Each time, her cup of tea comes mixed with a half a packet of Sweet'N Low and four lemon wedges. More than an item on her to-do list, her stops at Eatzi's are moments to socialize with staff members, whom she calls friends. When her dad was sick, a manager sent a tray of sweets to the hospital.
"They rallied like a family would," she said of the staff. "I thoroughly enjoy having gotten to know them. I feel like my life is richer for it."
She's one heck of a brand ambassador.
The new Fort Worth store feels like the existing shops, like they've landed on a formula that works: smiling chefs who want to talk about food and walls stocked with cheeses and wines, perfect for a party.
"What I love about Eatzi's is they've really defined themselves," says Wallace Doolin, chairman and founder of TDn2K (Transforming Data Into Knowledge), a restaurant business intelligence company. Doolin has a lengthy background in restaurants as the former CEO of TGI Fridays, La Madeleine and Buca di Beppo Italian Restaurant, among others.
He says it's "tough" to compete with Eatzi's, whose competition is restaurants, not grocery stores. He's also an Eatzi's customer; he finds it convenient and fast.
Eatzi's has always sold prepared food, often beautifully displayed, for people who don't want to cook at home. Romo is still working on its "gourmet" perception: He thinks it's perceived as being more expensive than it really is.
Don't expect Eatzi's stores to open on every corner of every suburb. But do expect the company to try continue to expand.

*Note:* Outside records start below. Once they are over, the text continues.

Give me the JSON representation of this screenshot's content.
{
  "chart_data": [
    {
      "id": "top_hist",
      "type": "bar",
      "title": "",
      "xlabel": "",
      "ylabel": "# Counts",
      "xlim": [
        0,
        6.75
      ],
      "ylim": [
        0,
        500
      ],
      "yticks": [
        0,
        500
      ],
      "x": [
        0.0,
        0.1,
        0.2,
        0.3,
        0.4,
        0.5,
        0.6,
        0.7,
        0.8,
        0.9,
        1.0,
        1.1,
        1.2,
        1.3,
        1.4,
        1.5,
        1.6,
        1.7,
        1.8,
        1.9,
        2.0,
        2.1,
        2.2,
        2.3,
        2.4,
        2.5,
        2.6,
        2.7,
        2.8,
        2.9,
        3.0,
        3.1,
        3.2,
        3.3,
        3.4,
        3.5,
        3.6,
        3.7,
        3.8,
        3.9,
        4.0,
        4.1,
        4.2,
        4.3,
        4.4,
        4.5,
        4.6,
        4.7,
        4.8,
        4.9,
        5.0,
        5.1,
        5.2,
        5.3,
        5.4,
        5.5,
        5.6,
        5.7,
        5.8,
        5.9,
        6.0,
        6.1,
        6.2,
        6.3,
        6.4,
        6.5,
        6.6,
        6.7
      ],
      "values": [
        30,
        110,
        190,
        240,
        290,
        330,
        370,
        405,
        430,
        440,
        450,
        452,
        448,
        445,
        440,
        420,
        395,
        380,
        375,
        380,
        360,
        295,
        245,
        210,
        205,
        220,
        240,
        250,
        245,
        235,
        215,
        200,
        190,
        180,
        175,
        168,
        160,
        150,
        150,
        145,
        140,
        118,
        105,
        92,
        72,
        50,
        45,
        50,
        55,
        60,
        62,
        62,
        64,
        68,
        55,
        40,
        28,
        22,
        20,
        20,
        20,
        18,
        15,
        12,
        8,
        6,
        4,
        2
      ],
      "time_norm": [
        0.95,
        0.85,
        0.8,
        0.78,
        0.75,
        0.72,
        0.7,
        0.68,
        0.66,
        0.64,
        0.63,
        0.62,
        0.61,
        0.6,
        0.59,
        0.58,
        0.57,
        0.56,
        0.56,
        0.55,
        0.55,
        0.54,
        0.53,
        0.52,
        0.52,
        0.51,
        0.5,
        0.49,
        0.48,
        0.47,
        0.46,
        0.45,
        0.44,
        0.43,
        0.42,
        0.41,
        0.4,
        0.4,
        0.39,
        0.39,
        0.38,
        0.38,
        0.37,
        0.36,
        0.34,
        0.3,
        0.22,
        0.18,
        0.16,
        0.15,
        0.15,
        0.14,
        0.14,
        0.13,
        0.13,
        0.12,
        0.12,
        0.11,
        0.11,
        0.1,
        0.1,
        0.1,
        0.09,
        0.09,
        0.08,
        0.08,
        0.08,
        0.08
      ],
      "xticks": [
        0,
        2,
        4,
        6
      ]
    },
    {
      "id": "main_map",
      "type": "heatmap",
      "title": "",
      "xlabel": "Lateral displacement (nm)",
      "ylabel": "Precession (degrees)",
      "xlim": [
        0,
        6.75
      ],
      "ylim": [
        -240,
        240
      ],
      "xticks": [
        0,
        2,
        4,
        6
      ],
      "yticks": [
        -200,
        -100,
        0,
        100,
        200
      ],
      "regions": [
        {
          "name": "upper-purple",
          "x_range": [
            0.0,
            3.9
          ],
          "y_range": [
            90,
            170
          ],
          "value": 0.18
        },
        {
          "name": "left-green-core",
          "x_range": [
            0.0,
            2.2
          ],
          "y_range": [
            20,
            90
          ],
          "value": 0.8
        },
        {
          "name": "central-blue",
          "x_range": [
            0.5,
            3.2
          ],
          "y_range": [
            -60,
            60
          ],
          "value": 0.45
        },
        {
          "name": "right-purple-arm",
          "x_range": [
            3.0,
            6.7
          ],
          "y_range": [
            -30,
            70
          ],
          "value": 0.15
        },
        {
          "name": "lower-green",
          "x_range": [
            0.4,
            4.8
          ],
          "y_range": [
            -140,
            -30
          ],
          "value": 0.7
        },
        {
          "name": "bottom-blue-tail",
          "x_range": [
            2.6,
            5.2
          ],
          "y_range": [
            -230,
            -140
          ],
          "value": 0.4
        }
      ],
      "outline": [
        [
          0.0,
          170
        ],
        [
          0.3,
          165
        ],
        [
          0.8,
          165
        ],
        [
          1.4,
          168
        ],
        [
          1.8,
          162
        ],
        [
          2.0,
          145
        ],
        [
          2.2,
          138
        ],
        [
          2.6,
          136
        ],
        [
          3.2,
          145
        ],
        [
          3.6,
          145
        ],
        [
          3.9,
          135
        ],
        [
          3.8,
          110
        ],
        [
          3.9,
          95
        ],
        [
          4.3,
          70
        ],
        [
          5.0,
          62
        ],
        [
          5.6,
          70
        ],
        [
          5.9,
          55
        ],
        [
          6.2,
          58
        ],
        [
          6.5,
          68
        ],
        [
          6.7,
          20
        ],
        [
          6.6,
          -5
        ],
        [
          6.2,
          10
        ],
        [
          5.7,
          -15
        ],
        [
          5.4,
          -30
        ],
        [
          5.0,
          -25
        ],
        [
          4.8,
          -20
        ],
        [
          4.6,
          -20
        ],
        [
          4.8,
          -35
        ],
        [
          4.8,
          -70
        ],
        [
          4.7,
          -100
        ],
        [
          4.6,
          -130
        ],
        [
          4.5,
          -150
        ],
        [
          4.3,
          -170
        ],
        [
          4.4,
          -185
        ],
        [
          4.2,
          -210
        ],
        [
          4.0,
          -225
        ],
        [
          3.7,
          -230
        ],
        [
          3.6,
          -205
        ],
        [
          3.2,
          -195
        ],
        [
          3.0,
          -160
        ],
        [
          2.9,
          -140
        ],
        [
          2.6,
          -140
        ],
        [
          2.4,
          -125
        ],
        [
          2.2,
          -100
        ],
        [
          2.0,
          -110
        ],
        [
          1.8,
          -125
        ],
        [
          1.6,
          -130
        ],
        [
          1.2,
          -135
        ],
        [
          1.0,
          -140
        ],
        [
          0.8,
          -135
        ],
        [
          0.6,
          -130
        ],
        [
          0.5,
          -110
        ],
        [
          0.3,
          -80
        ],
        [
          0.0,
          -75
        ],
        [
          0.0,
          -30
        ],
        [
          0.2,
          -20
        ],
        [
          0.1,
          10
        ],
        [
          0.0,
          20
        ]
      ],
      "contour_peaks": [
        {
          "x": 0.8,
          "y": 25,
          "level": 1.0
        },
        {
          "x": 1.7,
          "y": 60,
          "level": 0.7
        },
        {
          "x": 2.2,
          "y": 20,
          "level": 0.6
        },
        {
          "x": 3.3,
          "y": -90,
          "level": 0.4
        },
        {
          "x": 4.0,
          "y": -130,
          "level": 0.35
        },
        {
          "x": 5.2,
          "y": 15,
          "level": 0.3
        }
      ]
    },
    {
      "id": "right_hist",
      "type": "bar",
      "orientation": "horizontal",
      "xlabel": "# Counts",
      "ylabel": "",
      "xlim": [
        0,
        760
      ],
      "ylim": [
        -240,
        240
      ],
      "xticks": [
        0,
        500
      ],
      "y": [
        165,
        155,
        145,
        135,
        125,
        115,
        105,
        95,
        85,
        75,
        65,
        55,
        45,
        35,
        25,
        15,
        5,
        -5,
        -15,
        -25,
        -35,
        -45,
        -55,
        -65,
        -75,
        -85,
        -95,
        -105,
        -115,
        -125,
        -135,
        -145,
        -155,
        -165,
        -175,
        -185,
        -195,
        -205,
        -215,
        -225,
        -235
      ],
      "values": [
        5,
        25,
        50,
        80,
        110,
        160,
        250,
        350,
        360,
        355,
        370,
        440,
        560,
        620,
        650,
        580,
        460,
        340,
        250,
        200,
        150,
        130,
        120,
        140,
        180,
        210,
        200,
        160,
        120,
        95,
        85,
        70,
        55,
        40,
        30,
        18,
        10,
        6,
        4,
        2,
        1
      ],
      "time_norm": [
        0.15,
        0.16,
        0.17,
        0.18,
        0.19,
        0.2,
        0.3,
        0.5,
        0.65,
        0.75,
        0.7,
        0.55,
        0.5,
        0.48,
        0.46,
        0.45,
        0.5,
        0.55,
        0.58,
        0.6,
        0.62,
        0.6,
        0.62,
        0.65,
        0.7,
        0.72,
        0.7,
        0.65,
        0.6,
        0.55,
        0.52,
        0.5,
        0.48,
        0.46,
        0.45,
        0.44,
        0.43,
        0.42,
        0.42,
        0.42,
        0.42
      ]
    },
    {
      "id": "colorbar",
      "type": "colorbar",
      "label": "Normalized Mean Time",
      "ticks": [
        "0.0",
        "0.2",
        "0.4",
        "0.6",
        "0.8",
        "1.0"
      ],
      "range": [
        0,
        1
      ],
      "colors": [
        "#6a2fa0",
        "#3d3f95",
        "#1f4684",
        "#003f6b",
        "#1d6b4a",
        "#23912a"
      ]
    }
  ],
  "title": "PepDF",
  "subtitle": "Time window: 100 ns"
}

"We've proven that this thing does work outside of Texas," Romo says, despite the failures in New York City and the closures elsewhere. The difference is he also knows why they didn't work, he explains. (And it'll probably be a long time before Romo and his team take a bite out of the Big Apple again.)
"This thing will work all over the country, and I'm certain we'll be there one day," Romo says.
The new Eatzi's in Fort Worth is at 1540 S. University Drive. The new Dallas store, expected in October, will be at 6025 Royal Lane, in the Preston Royal Village Shopping Center.